Target-Focused Feature Selection Using a Bayesian Approach
This addresses the need for cost-effective and confident models in domains like healthcare by enabling frugal feature acquisition focused on specific targets, though it is incremental as it builds on existing Bayesian and feature selection techniques.
The paper tackles the problem of high-dimensional data where feature acquisition is costly by introducing a target-aware feature selection method using Bayesian learning, which reports target-specific uncertainty and error rates. The method performs at least as well as linear approaches on small datasets and surpasses them on larger, sparser real-world healthcare data.

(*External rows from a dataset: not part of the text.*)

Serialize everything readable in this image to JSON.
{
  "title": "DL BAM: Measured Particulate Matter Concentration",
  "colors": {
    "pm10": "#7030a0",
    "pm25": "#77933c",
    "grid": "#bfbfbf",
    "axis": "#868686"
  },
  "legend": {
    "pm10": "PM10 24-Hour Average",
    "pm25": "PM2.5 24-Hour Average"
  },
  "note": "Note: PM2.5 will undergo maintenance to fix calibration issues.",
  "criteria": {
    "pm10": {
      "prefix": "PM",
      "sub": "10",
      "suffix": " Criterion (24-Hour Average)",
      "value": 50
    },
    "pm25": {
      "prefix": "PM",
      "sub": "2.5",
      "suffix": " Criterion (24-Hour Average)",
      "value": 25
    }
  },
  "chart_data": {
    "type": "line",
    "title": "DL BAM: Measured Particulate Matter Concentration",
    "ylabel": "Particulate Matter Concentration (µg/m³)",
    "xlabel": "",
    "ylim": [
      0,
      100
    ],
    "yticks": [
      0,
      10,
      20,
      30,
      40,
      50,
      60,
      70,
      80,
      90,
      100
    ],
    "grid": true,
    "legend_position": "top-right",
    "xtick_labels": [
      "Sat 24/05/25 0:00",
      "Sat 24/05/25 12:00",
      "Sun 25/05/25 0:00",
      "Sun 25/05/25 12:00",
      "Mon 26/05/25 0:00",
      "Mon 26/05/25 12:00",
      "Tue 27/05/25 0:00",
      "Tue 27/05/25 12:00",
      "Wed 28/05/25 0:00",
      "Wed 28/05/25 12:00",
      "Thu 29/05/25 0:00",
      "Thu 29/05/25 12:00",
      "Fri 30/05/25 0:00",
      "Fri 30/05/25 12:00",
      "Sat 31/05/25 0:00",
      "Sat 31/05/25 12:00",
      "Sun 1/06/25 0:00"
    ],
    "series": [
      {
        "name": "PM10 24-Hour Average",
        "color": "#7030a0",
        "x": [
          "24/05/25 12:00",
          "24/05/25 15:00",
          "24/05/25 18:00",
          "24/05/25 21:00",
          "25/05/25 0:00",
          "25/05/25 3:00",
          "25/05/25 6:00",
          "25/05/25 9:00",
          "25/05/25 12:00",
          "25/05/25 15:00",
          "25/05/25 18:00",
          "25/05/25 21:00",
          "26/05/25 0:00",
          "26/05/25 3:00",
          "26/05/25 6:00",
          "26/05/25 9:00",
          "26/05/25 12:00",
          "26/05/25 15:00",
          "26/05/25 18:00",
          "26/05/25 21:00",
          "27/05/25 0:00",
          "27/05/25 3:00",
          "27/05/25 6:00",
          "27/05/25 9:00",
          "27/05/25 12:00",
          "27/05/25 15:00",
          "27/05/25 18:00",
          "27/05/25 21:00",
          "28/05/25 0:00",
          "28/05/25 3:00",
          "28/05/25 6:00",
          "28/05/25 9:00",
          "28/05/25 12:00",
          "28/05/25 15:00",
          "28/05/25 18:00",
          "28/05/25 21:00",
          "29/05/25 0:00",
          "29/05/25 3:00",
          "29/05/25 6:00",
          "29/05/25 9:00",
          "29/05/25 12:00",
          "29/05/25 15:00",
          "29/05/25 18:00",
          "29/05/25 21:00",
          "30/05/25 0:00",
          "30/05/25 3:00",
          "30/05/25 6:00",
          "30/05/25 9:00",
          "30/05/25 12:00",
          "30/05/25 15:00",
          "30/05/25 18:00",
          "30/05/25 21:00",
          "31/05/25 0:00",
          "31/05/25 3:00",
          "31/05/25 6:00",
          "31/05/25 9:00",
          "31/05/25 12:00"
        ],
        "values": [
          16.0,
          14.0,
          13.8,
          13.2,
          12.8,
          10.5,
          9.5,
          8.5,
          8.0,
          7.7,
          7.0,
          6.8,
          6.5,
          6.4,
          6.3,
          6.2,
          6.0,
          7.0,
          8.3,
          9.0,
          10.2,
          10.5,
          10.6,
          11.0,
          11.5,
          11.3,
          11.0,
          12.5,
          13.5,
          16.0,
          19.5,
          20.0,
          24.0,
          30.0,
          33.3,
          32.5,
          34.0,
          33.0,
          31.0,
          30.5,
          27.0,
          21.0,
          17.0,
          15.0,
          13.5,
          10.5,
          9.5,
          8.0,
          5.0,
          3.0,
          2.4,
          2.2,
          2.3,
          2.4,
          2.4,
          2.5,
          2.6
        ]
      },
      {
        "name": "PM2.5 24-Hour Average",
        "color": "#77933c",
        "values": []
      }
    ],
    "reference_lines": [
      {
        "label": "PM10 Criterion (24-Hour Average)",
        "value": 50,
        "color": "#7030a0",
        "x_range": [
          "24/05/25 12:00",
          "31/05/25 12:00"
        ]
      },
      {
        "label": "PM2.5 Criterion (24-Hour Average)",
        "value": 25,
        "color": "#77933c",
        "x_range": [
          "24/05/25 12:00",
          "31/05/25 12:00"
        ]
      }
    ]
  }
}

In many real-world scenarios where data is high dimensional, test time acquisition of features is a non-trivial task due to costs associated with feature acquisition and evaluating feature value. The need for highly confident models with an extremely frugal acquisition of features can be addressed by allowing a feature selection method to become target aware. We introduce an approach to feature selection that is based on Bayesian learning, allowing us to report target-specific levels of uncertainty, false positive, and false negative rates. In addition, measuring uncertainty lifts the restriction on feature selection being target agnostic, allowing for feature acquisition based on a single target of focus out of many. We show that acquiring features for a specific target is at least as good as common linear feature selection approaches for small non-sparse datasets, and surpasses these when faced with real-world healthcare data that is larger in scale and in sparseness.